Bank teller testifies at trial of man accused in robberies in west Little Rock, the Heights

Stephen Joel Frazer
Stephen Joel Frazer

If she was going to die at work, bank teller Phalon Montgomery Austin wanted her killer to look her in the eye when he pulled the trigger, she told a Pulaski County jury on Tuesday.

Testifying at the robbery trial of 30-year-old Stephen Joel Frazer, Austin, 33, was describing how she refused to break eye contact with the hoodie-wearing man who had just handed her a note demanding $10,000 at the Bank of the Ozarks branch at Markham Street and Rodney Parham Road in Little Rock.

The outline of something the man held in his pocket made her believe he was pointing a gun at her, she testified, saying she otherwise never saw a weapon.

"I don't think it was a finger. It was bigger than somebody's finger," Austin told the 10 women and two men on the jury. "I thought, if this is what he's going to do, he's going to have to look at me while he's doing it."

Prosecutors Leigh Patterson and Ashley Bowen said the November 2013 holdup was the first of four armed robberies that Frazer would pull within a week across west Little Rock and into the Heights -- three of them at banks and one at a drugstore.

On trial for the next two days, the Maumelle man, a former bank manager, is charged with four counts each of aggravated robbery and theft, charges that could lead to a life sentence. Proceedings before Circuit Judge Leon Johnson are scheduled to resume at 10:30 a.m. today.

Cautioning jurors that Frazer would be making his mental health an issue, Bowen told jurors that someone truly mentally ill can't control their compulsions and doesn't know the difference between right and wrong. But that's not the Frazer they will come to know this week, she said.

"[Insanity] must be a true defense and not an excuse to commit crimes," Bowen said, telling jurors that substance abuse is not a legal defense to criminal activity either.

She told jurors they'll see that Frazer was a "busy man" that week in November 2013, working so hard that on one day, he robbed two banks in less than an hour before noon, the Summit Bank on North Rodney Parham Road then the First Security Bank on Kavanaugh Boulevard.

The Frazer that jurors will see at trial is a man who used his knowledge about bank security to commit his crimes calmly and quietly, Bowen said. Frazer always took his demand notes with him, always asked for just enough money to keep from activating alarms and warned tellers not to slip him any tracking devices or marked money, she said.

Defense attorney Bill James didn't dispute Frazer was the man who stole the money from banks and a load of prescription medications from the Walgreens on Cantrell Road.

But he told the jury that prosecutors couldn't prove Frazer robbed anyone.

His client made no threats, showed no weapons and was polite to the people he took money from, James said. The case, at best, is theft, the attorney said.

Frazer was also pretty much out of his mind because of the crippling depression that also had trapped him in prescription-medication addiction, the attorney said.

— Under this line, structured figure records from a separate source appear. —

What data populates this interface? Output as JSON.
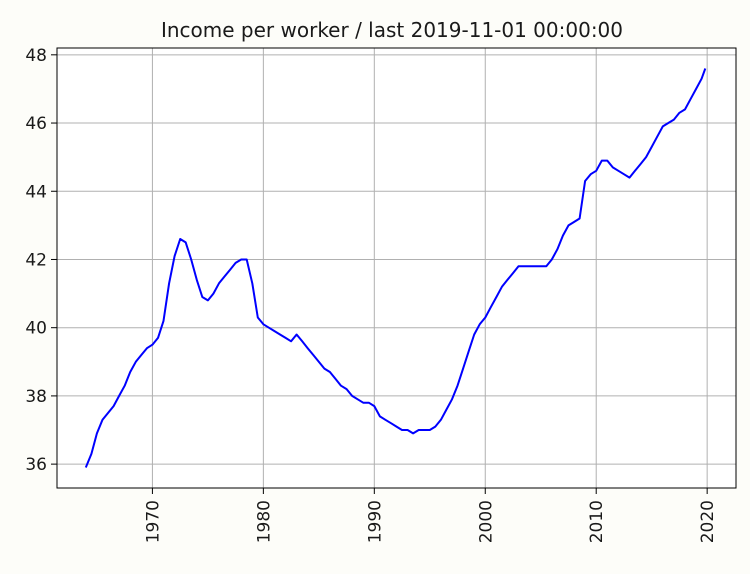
{
  "chart_data": {
    "type": "line",
    "title": "Income per worker / last 2019-11-01 00:00:00",
    "xlabel": "",
    "ylabel": "",
    "xlim": [
      1961.4,
      2022.6
    ],
    "ylim": [
      35.3,
      48.2
    ],
    "x_ticks": [
      1970,
      1980,
      1990,
      2000,
      2010,
      2020
    ],
    "y_ticks": [
      36,
      38,
      40,
      42,
      44,
      46,
      48
    ],
    "grid": true,
    "legend": "none",
    "series": [
      {
        "color": "#0000ff",
        "x": [
          1964.0,
          1964.5,
          1965.0,
          1965.5,
          1966.0,
          1966.5,
          1967.0,
          1967.5,
          1968.0,
          1968.5,
          1969.0,
          1969.5,
          1970.0,
          1970.5,
          1971.0,
          1971.5,
          1972.0,
          1972.5,
          1973.0,
          1973.5,
          1974.0,
          1974.5,
          1975.0,
          1975.5,
          1976.0,
          1976.5,
          1977.0,
          1977.5,
          1978.0,
          1978.5,
          1979.0,
          1979.5,
          1980.0,
          1980.5,
          1981.0,
          1981.5,
          1982.0,
          1982.5,
          1983.0,
          1983.5,
          1984.0,
          1984.5,
          1985.0,
          1985.5,
          1986.0,
          1986.5,
          1987.0,
          1987.5,
          1988.0,
          1988.5,
          1989.0,
          1989.5,
          1990.0,
          1990.5,
          1991.0,
          1991.5,
          1992.0,
          1992.5,
          1993.0,
          1993.5,
          1994.0,
          1994.5,
          1995.0,
          1995.5,
          1996.0,
          1996.5,
          1997.0,
          1997.5,
          1998.0,
          1998.5,
          1999.0,
          1999.5,
          2000.0,
          2000.5,
          2001.0,
          2001.5,
          2002.0,
          2002.5,
          2003.0,
          2003.5,
          2004.0,
          2004.5,
          2005.0,
          2005.5,
          2006.0,
          2006.5,
          2007.0,
          2007.5,
          2008.0,
          2008.5,
          2009.0,
          2009.5,
          2010.0,
          2010.5,
          2011.0,
          2011.5,
          2012.0,
          2012.5,
          2013.0,
          2013.5,
          2014.0,
          2014.5,
          2015.0,
          2015.5,
          2016.0,
          2016.5,
          2017.0,
          2017.5,
          2018.0,
          2018.5,
          2019.0,
          2019.5,
          2019.83
        ],
        "y": [
          35.9,
          36.3,
          36.9,
          37.3,
          37.5,
          37.7,
          38.0,
          38.3,
          38.7,
          39.0,
          39.2,
          39.4,
          39.5,
          39.7,
          40.2,
          41.3,
          42.1,
          42.6,
          42.5,
          42.0,
          41.4,
          40.9,
          40.8,
          41.0,
          41.3,
          41.5,
          41.7,
          41.9,
          42.0,
          42.0,
          41.3,
          40.3,
          40.1,
          40.0,
          39.9,
          39.8,
          39.7,
          39.6,
          39.8,
          39.6,
          39.4,
          39.2,
          39.0,
          38.8,
          38.7,
          38.5,
          38.3,
          38.2,
          38.0,
          37.9,
          37.8,
          37.8,
          37.7,
          37.4,
          37.3,
          37.2,
          37.1,
          37.0,
          37.0,
          36.9,
          37.0,
          37.0,
          37.0,
          37.1,
          37.3,
          37.6,
          37.9,
          38.3,
          38.8,
          39.3,
          39.8,
          40.1,
          40.3,
          40.6,
          40.9,
          41.2,
          41.4,
          41.6,
          41.8,
          41.8,
          41.8,
          41.8,
          41.8,
          41.8,
          42.0,
          42.3,
          42.7,
          43.0,
          43.1,
          43.2,
          44.3,
          44.5,
          44.6,
          44.9,
          44.9,
          44.7,
          44.6,
          44.5,
          44.4,
          44.6,
          44.8,
          45.0,
          45.3,
          45.6,
          45.9,
          46.0,
          46.1,
          46.3,
          46.4,
          46.7,
          47.0,
          47.3,
          47.6
        ]
      }
    ]
  }
}
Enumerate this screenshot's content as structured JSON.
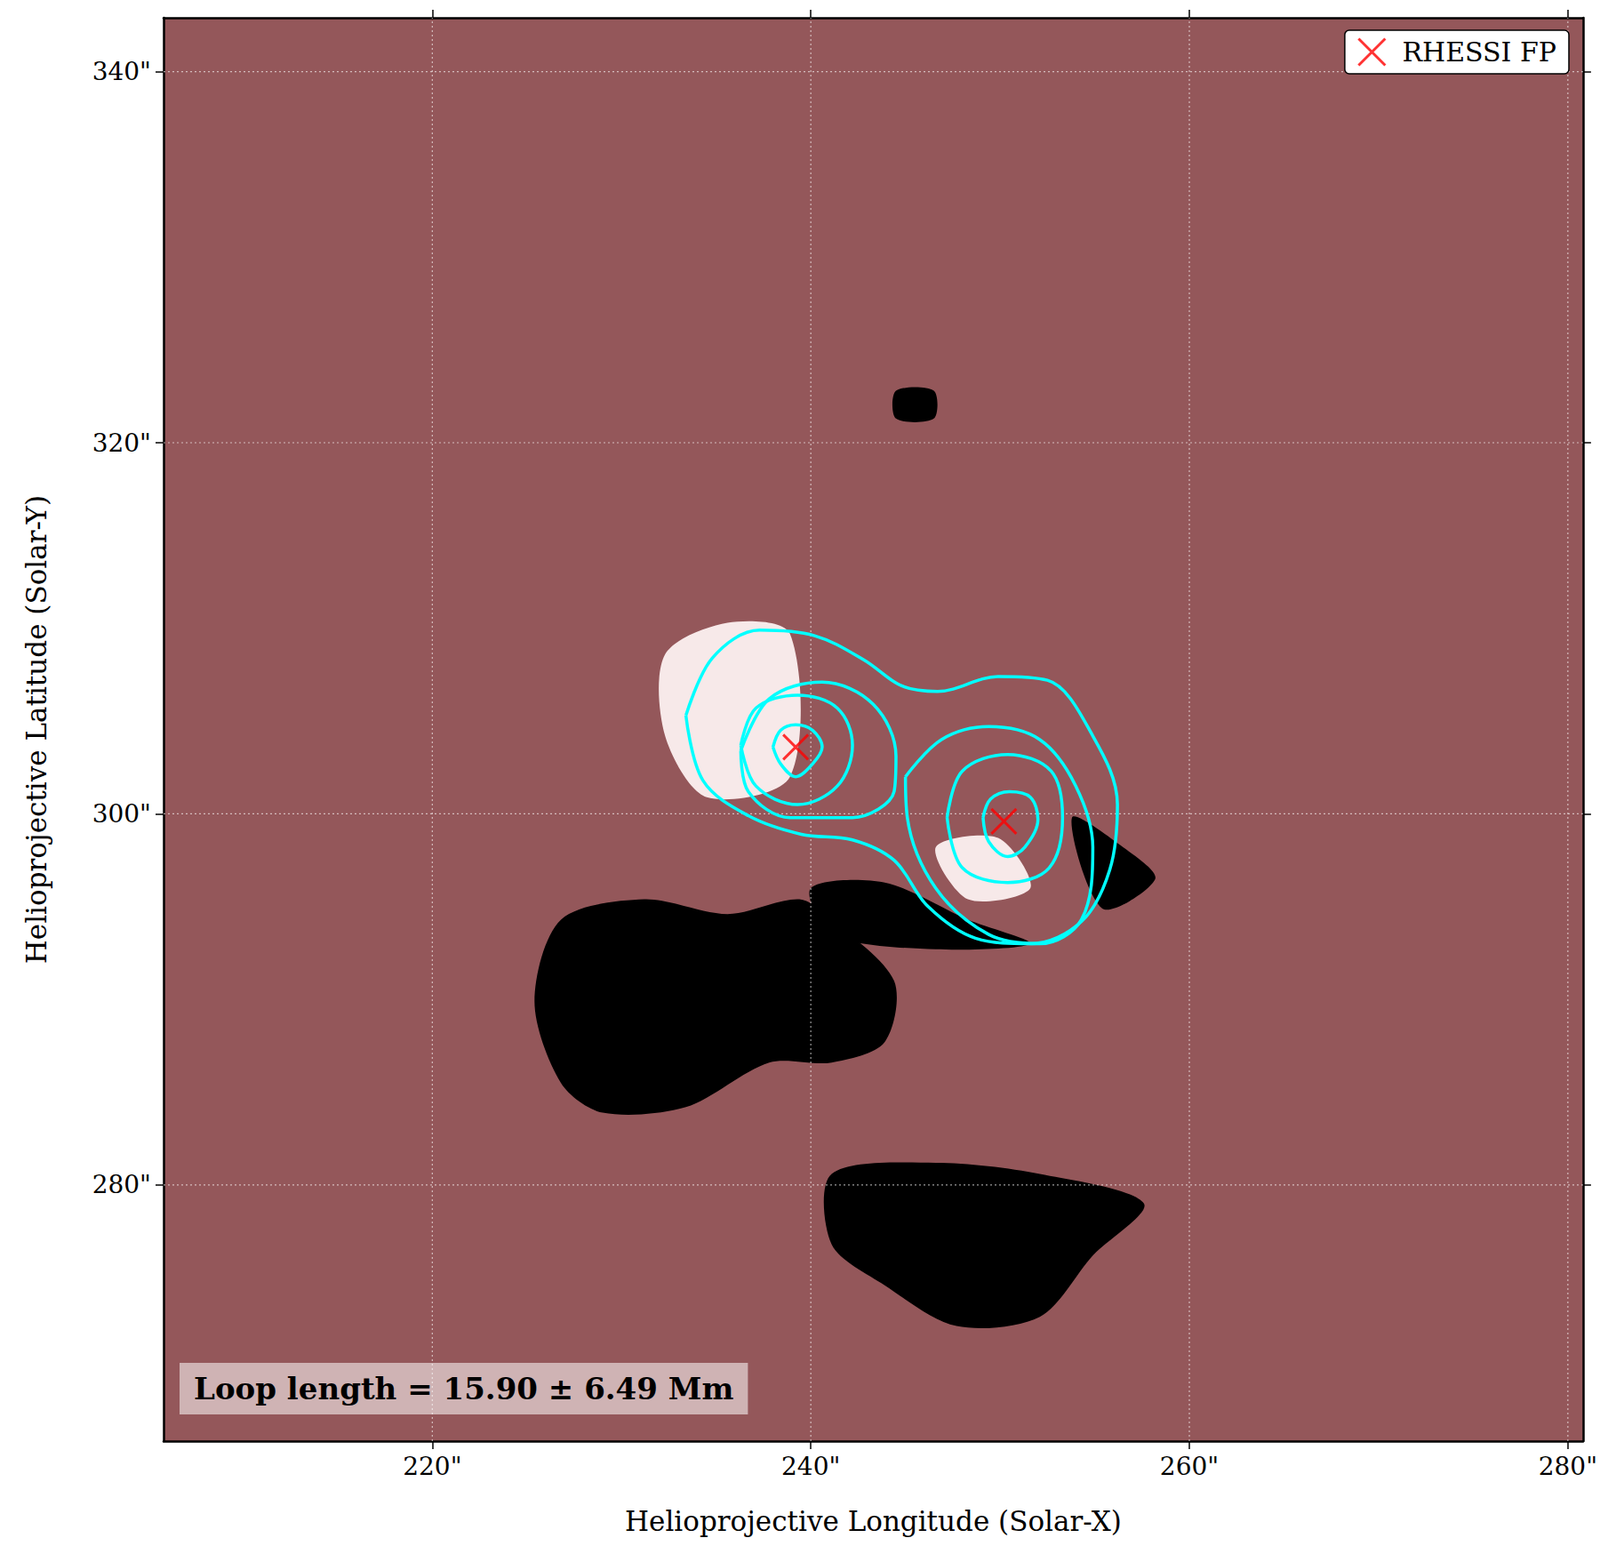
{
  "chart_data": {
    "type": "scatter",
    "xlabel": "Helioprojective Longitude (Solar-X)",
    "ylabel": "Helioprojective Latitude (Solar-Y)",
    "xlim": [
      205.8,
      280.8
    ],
    "ylim": [
      266.2,
      342.9
    ],
    "xticks": [
      {
        "value": 220,
        "label": "220\""
      },
      {
        "value": 240,
        "label": "240\""
      },
      {
        "value": 260,
        "label": "260\""
      },
      {
        "value": 280,
        "label": "280\""
      }
    ],
    "yticks": [
      {
        "value": 280,
        "label": "280\""
      },
      {
        "value": 300,
        "label": "300\""
      },
      {
        "value": 320,
        "label": "320\""
      },
      {
        "value": 340,
        "label": "340\""
      }
    ],
    "grid": true,
    "legend": "upper right",
    "annotations": [
      "Loop length = 15.90 ± 6.49 Mm"
    ],
    "series": [
      {
        "name": "RHESSI FP",
        "color": "#ff0000",
        "marker": "x",
        "x": [
          239.2,
          250.2
        ],
        "y": [
          303.6,
          299.6
        ]
      }
    ],
    "contours": {
      "color": "#00ffff",
      "lines": [
        [
          [
            233.4,
            305.3
          ],
          [
            234.8,
            308.4
          ],
          [
            237.3,
            309.9
          ],
          [
            240.2,
            309.6
          ],
          [
            242.8,
            308.3
          ],
          [
            244.8,
            306.9
          ],
          [
            246.7,
            306.6
          ],
          [
            249.9,
            307.4
          ],
          [
            252.5,
            307.2
          ],
          [
            254.9,
            304.2
          ],
          [
            256.2,
            300.5
          ],
          [
            255.8,
            297.0
          ],
          [
            254.3,
            294.2
          ],
          [
            251.6,
            293.0
          ],
          [
            248.7,
            293.3
          ],
          [
            246.2,
            295.0
          ],
          [
            244.4,
            297.5
          ],
          [
            242.2,
            298.6
          ],
          [
            239.5,
            298.9
          ],
          [
            236.7,
            299.9
          ],
          [
            234.3,
            301.8
          ],
          [
            233.4,
            305.3
          ]
        ],
        [
          [
            236.3,
            303.4
          ],
          [
            237.8,
            306.2
          ],
          [
            240.6,
            307.1
          ],
          [
            243.3,
            305.9
          ],
          [
            244.5,
            303.1
          ],
          [
            244.4,
            301.2
          ],
          [
            242.2,
            299.8
          ],
          [
            238.9,
            299.8
          ],
          [
            236.7,
            301.2
          ],
          [
            236.3,
            303.4
          ]
        ],
        [
          [
            245.0,
            302.0
          ],
          [
            246.9,
            304.0
          ],
          [
            249.4,
            304.7
          ],
          [
            252.1,
            304.0
          ],
          [
            254.0,
            301.5
          ],
          [
            254.9,
            298.2
          ],
          [
            254.3,
            294.3
          ],
          [
            252.1,
            293.0
          ],
          [
            249.4,
            293.5
          ],
          [
            246.6,
            296.0
          ],
          [
            245.1,
            299.8
          ],
          [
            245.0,
            302.0
          ]
        ],
        [
          [
            236.3,
            303.7
          ],
          [
            237.1,
            305.7
          ],
          [
            239.3,
            306.4
          ],
          [
            241.4,
            305.7
          ],
          [
            242.2,
            303.7
          ],
          [
            241.4,
            301.5
          ],
          [
            239.3,
            300.5
          ],
          [
            237.1,
            301.5
          ],
          [
            236.3,
            303.7
          ]
        ],
        [
          [
            247.2,
            299.8
          ],
          [
            248.0,
            302.3
          ],
          [
            250.4,
            303.2
          ],
          [
            252.7,
            302.3
          ],
          [
            253.3,
            299.8
          ],
          [
            252.6,
            297.1
          ],
          [
            250.4,
            296.3
          ],
          [
            248.0,
            297.1
          ],
          [
            247.2,
            299.8
          ]
        ],
        [
          [
            238.0,
            303.6
          ],
          [
            238.4,
            304.5
          ],
          [
            239.2,
            304.8
          ],
          [
            240.1,
            304.5
          ],
          [
            240.6,
            303.6
          ],
          [
            240.1,
            302.7
          ],
          [
            239.2,
            302.0
          ],
          [
            238.4,
            302.7
          ],
          [
            238.0,
            303.6
          ]
        ],
        [
          [
            249.1,
            299.8
          ],
          [
            249.5,
            300.8
          ],
          [
            250.5,
            301.2
          ],
          [
            251.6,
            300.9
          ],
          [
            252.0,
            299.7
          ],
          [
            251.3,
            298.2
          ],
          [
            250.4,
            297.7
          ],
          [
            249.4,
            298.5
          ],
          [
            249.1,
            299.8
          ]
        ]
      ]
    },
    "dark_regions": [
      [
        [
          226.8,
          294.3
        ],
        [
          231.2,
          295.4
        ],
        [
          235.6,
          294.6
        ],
        [
          239.4,
          295.4
        ],
        [
          241.1,
          294.3
        ],
        [
          244.4,
          291.0
        ],
        [
          243.9,
          287.7
        ],
        [
          241.1,
          286.6
        ],
        [
          237.8,
          286.6
        ],
        [
          233.4,
          284.2
        ],
        [
          229.0,
          283.9
        ],
        [
          226.8,
          285.5
        ],
        [
          225.4,
          289.9
        ]
      ],
      [
        [
          241.1,
          280.6
        ],
        [
          246.6,
          281.2
        ],
        [
          252.1,
          280.6
        ],
        [
          257.6,
          279.0
        ],
        [
          254.9,
          276.2
        ],
        [
          252.1,
          272.9
        ],
        [
          247.7,
          272.4
        ],
        [
          243.9,
          274.6
        ],
        [
          241.1,
          276.8
        ]
      ],
      [
        [
          240.0,
          296.0
        ],
        [
          243.9,
          296.3
        ],
        [
          248.3,
          294.3
        ],
        [
          251.6,
          293.0
        ],
        [
          246.6,
          292.7
        ],
        [
          241.1,
          293.5
        ]
      ],
      [
        [
          253.8,
          299.8
        ],
        [
          256.5,
          298.2
        ],
        [
          258.2,
          296.5
        ],
        [
          255.4,
          294.9
        ]
      ],
      [
        [
          244.5,
          322.8
        ],
        [
          246.5,
          322.8
        ],
        [
          246.5,
          321.3
        ],
        [
          244.5,
          321.3
        ]
      ]
    ],
    "bright_regions": [
      [
        [
          232.3,
          308.6
        ],
        [
          235.6,
          310.3
        ],
        [
          238.9,
          309.7
        ],
        [
          238.9,
          302.0
        ],
        [
          234.5,
          300.9
        ],
        [
          232.3,
          304.2
        ]
      ],
      [
        [
          246.6,
          298.2
        ],
        [
          249.9,
          298.7
        ],
        [
          251.6,
          296.0
        ],
        [
          248.3,
          295.4
        ]
      ]
    ]
  }
}
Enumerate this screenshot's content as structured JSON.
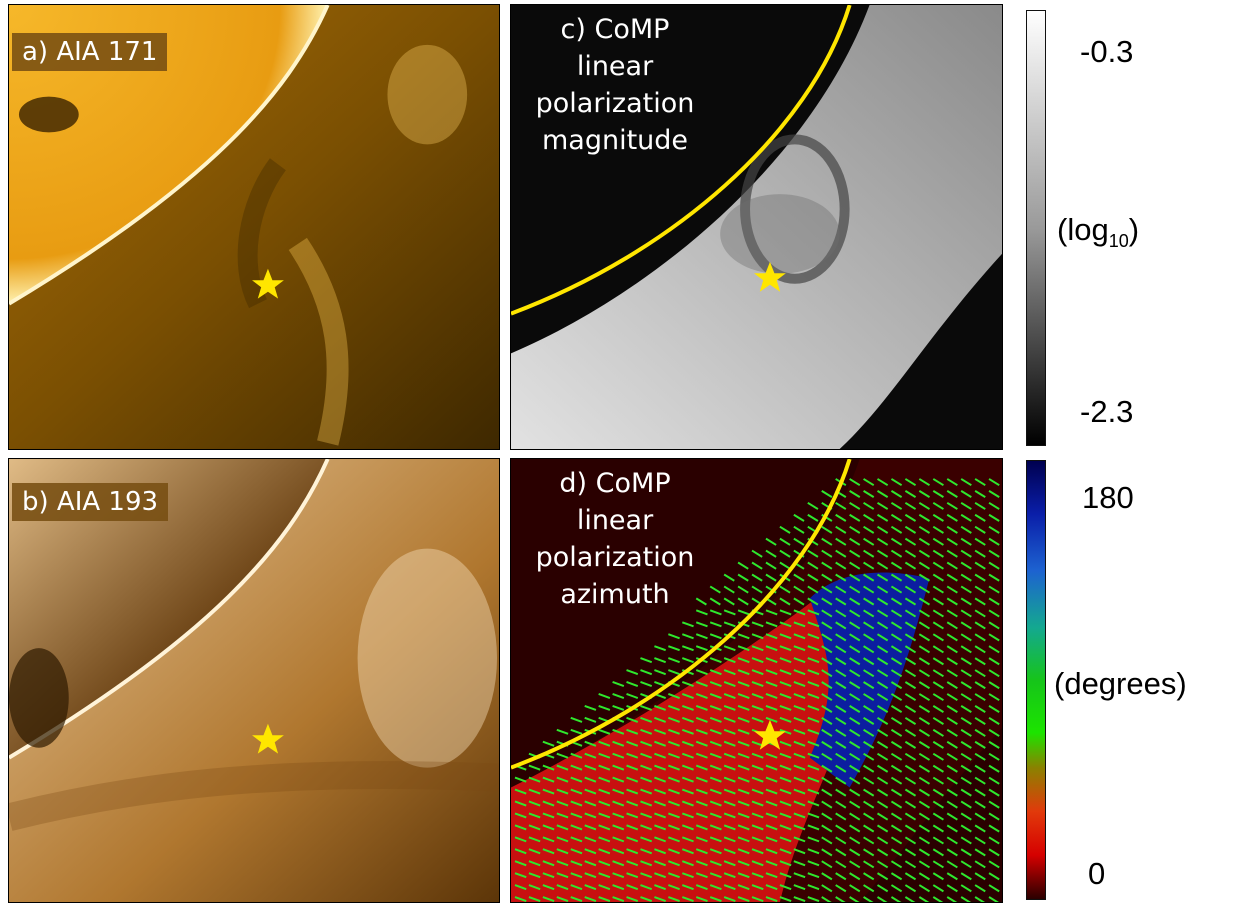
{
  "panels": {
    "a": {
      "label": "a) AIA 171"
    },
    "b": {
      "label": "b) AIA 193"
    },
    "c": {
      "title_lines": [
        "c) CoMP",
        "linear",
        "polarization",
        "magnitude"
      ]
    },
    "d": {
      "title_lines": [
        "d) CoMP",
        "linear",
        "polarization",
        "azimuth"
      ]
    }
  },
  "colorbars": {
    "magnitude": {
      "max_label": "-0.3",
      "unit_label": "(log10)",
      "min_label": "-2.3",
      "colors": [
        "#ffffff",
        "#000000"
      ]
    },
    "azimuth": {
      "max_label": "180",
      "unit_label": "(degrees)",
      "min_label": "0",
      "colors": [
        "#000050",
        "#0a1ea8",
        "#14a890",
        "#1ce400",
        "#e13a0b",
        "#2b0000"
      ]
    }
  },
  "colors": {
    "aia171": "#e8a312",
    "aia193": "#b37a38",
    "limb_line": "#ffe600",
    "star": "#ffe600",
    "vectors": "#2ee82e",
    "azimuth_red": "#c81010",
    "azimuth_blue": "#0c1ea0"
  },
  "icons": {
    "marker": "star-icon"
  }
}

How else to explain a robber who didn't cover his face and didn't carry a weapon, one who surrenders the same day his name and likeness are broadcast on the TV news, James asked, predicting that Frazer likely would testify so he could tell jurors his story directly.

James called on the jury to see what authorities wouldn't see, that what prosecutors call robberies were really just a "long, slow suicide attempt" by a man "who wasn't thinking."

When Frazer was arrested, he was a man at the end of a yearlong decline brought on by the pressure of caring for his comatose father, painful teeth problems and a recent relapse into drug abuse, the attorney told jurors.

"He thought this was going to end in suicide," James said, likening Frazer's arrest to an episode of the Cops TV show. "There's a lot more to this case than just the surface. They're not worried about what's going on underneath. They [police] made their bust. They didn't care."

Questioning the bank teller Tuesday, defense attorney Bobby Digby II emphasized how nonthreatening Frazer had been, asking Austin to describe how he thanked her after she gave him the money, more than $9,000, and how she had seen him hold the door for a customer when he walked into the bank.

The movements that made her think Frazer might be armed don't appear to show up on surveillance photos, Digby said.

Austin, on the stand for 39 minutes, demonstrated for senior deputy prosecutor Patterson how she remembered Frazer moving his hand in the hoodie pocket. She said he seemed so normal when he stepped up to her window that when he handed her the note demanding money, she had to read it twice, she was so surprised.

Austin told jurors that staying calm was easy. But only up until the man left, she said, describing how she ran and locked the bank doors, screaming the bank had been robbed.

The encounter had been so fast and so quiet that no one had noticed what had gone on between her and the man, Austin said, telling jurors that someone asked if she was joking.

"My whole thought was, if I give him what he wants, he would just get out of here and nobody will get hurt," she said, her voice breaking as she recalled a moment of terror. "I didn't have time to be afraid. But after things calmed down, I got really scared."